Pemprov Jabar melaksanakan berbagai kebijakan atau program demi meningkatkan kualitas pendidikan. Seperti, perbaikan sarana dan prasarana pendidikan, peningkatan kualitas guru, dan alokasi anggaran dalam APBD dengan jumlah besar, adalah bentuk kepedulian Pemprov Jabar terhadap pendidikan. Di bawah kepemimpinan Gubernur Jabar Ahmad Heryawan, Provinsi Jabar ini secara konsisten melakukan perbaikan sarana dan prasarana pendidikan melaui program 20.000 ruang kelas baru (RKB). Setiap kelas yang dibangun mendapat bantuan anggaran Rp 100 juta. Sekolah negri dan swasta dibantu agar terjadi pemerataan peningkatan kualitas sarana pendidikan. Program tersebut telah bergulir sejak Aher menjabat sebagai Gubernur Jawa Barat periode pertama 2008-2013. Total 31.000 RKB telah dibangun di seluruh wilayah Jabar sejak 2009 sampai saat ini. Lantaran anggaran yang dibutuhkan untuk membangun RKB sangat besar, akhirnya muncul kesepakatan antara pemerintah pusat, provinsi, dan kabupaten/kota untuk melakukan perbaikan sarana pendidikan dalam skema role sharing anggaran. Pemerintah pusat berjanji memperbaiki atau membangun kelas baru sebanyak 50% dari total RKB yang rusak. Kemudian, provinsi 30%, dan kabupaten/kota 20%.

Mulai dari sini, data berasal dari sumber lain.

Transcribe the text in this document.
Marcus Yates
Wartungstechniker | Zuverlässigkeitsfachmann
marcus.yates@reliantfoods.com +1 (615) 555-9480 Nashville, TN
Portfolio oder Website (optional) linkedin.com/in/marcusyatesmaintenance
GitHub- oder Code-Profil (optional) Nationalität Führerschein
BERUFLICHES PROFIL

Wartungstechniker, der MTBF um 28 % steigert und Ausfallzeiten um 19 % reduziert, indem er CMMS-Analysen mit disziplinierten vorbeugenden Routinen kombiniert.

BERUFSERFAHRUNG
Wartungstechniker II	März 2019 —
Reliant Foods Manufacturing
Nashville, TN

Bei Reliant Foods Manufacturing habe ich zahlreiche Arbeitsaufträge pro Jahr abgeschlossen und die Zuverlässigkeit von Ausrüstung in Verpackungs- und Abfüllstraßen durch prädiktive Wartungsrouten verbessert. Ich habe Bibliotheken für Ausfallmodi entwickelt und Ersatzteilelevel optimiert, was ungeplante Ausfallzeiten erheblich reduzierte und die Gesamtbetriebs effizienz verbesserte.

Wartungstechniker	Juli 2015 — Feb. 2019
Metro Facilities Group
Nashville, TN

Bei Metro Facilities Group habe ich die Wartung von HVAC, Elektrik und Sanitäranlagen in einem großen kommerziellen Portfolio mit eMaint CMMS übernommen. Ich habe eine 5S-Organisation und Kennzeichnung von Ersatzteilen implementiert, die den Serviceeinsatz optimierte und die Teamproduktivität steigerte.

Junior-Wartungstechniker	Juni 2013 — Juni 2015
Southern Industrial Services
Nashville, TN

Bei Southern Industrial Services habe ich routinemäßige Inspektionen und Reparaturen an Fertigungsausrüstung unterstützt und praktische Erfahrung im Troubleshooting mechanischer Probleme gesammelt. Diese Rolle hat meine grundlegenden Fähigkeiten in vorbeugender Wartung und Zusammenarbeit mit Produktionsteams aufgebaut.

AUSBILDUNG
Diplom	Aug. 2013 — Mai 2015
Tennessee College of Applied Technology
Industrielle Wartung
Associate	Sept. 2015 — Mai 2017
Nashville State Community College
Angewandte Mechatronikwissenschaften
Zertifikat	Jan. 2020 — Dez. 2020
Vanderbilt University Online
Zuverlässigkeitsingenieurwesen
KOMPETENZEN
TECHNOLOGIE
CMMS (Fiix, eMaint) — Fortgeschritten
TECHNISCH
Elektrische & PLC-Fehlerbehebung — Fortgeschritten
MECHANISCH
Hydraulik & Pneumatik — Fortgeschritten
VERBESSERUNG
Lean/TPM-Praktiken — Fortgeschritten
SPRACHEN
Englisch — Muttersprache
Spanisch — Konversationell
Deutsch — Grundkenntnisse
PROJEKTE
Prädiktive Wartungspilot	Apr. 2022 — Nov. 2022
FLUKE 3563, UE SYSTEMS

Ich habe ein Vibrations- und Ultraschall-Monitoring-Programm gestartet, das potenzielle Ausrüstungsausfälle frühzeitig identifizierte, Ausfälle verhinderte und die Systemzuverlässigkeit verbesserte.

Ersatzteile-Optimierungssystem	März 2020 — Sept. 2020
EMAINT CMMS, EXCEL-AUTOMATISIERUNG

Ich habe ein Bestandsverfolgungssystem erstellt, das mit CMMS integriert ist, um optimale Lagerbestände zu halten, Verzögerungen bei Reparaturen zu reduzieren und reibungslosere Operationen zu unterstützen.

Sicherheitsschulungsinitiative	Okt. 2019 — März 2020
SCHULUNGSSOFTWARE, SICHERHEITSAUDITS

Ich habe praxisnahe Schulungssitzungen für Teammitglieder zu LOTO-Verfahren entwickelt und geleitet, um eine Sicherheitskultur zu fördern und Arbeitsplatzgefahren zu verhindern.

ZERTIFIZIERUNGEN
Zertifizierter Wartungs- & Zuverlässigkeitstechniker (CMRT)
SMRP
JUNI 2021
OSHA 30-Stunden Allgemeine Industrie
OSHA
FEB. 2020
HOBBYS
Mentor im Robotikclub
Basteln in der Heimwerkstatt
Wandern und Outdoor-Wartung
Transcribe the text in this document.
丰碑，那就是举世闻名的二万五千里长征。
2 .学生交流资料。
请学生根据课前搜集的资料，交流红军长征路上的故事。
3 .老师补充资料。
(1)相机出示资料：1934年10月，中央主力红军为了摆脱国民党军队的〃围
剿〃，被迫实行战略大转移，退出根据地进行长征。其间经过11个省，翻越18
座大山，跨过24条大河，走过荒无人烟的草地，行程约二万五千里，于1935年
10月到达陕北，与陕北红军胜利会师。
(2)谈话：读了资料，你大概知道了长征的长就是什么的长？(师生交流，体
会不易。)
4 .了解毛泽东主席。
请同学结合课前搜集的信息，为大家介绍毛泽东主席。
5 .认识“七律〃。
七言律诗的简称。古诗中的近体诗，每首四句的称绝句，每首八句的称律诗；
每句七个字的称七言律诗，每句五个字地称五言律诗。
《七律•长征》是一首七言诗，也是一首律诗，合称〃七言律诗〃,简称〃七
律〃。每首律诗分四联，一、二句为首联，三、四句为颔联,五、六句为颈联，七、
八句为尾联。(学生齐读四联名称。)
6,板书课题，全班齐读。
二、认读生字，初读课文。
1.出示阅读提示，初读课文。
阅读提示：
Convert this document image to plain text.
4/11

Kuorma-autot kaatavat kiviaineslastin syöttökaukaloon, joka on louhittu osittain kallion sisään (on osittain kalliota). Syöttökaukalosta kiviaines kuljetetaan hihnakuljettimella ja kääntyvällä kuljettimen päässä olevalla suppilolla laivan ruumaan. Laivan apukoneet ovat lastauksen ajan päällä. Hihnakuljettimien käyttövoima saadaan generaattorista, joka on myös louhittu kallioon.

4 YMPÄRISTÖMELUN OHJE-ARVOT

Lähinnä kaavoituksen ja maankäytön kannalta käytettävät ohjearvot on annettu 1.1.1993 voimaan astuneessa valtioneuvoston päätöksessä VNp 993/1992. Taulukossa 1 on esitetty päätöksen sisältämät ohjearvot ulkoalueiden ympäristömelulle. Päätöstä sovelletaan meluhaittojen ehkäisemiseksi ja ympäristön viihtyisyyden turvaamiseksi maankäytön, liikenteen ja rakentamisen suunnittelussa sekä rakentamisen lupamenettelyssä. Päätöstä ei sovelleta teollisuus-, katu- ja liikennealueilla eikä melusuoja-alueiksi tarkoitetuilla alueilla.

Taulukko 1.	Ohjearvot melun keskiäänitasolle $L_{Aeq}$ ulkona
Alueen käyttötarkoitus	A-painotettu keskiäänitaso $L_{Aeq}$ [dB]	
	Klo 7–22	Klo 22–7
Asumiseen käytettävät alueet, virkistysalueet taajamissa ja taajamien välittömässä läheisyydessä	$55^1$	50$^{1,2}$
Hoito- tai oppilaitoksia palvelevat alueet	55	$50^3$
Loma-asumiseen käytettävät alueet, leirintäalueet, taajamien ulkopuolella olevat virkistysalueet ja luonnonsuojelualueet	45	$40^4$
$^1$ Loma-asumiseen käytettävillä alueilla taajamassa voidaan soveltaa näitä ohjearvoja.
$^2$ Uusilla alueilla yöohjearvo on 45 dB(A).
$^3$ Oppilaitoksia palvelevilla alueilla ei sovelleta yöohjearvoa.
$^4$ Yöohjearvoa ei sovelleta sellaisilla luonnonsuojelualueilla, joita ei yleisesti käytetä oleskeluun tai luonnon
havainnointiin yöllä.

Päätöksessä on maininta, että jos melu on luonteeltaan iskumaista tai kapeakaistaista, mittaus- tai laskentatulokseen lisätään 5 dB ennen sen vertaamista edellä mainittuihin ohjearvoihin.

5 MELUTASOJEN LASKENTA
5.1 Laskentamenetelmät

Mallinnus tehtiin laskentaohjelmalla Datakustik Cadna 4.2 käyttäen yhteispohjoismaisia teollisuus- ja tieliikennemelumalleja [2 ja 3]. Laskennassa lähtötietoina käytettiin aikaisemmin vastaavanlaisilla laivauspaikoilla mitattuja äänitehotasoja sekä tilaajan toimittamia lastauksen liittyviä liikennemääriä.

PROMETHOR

Saat itu, program role sharing difokuskan untuk memperbaiki ruang kelas tingkat sekolah dasar (SD) ddan sekolah menengah pertama (SMP). “Tapi, dari pusat enggak jalan, kab/kota enggak jalan. Nah, Jawa Barat itu sudah di angka lumayan. Pada 2008-2009 sudah di angka 11.000 (RKB yang dibangun),” kata Aher kepada KORAN SINDO. Kemudian pada 2010, ujar Aher, Pemprov Jabar mulai membangun RKB untuk SMA/SMK. Setelah dilakukan evaluasi kebutuhannya, ternyata cukup besar. Total dari 2011-2016 ini sudah ada 20.000 RKB yang dibangun di Jawa barat. “Kalau digabungkan dengan data dari 2008-2009 berarti sudah ada 31.000 RKB yang dibangun. Sedangkan pada 2017, kami fokus (membangun RKB) SMA/SMK lagi,” ujar pria kelahiran Sukabumi 19 Juni 1966.

Bahkan, tutur Aher, saat Jepang diluluh lantakkan oleh bom atom, pemimpin Negeri Sakura itu langsung menanyakan berapa jumlah guru yang masih hidup. Artinya Jepang harus bangkit dari keterpurukkan melalui pendidikan. “Negara-negara maju itu oleh faktor pendidikan. Ini harus jadi kebijakan dari pusat sampai daerah. Faktor penentu kemajuan Negara adalah pendidikan. Program pembangunan RKB yang kami lakukan telah memberikan dampak nyata terhadap peningkatan kualitas pendidikan di Jabar,” tutur dia. Selain membangun RKB, pihaknya juga konsen membantu meningkatkan kualitas pesantren. Sejak 2013 sampai saat ini, telah 7.000 pesantren di Jabar yang dibantu untuk membangun asrama. Masing-masing pesantren mendapat bantuan Rp 100 juta. “Kami bisa mengklaim perhatian Pemprov Jabar terhadap infastruktur pendidikan paling besar”. Pungkas Aher.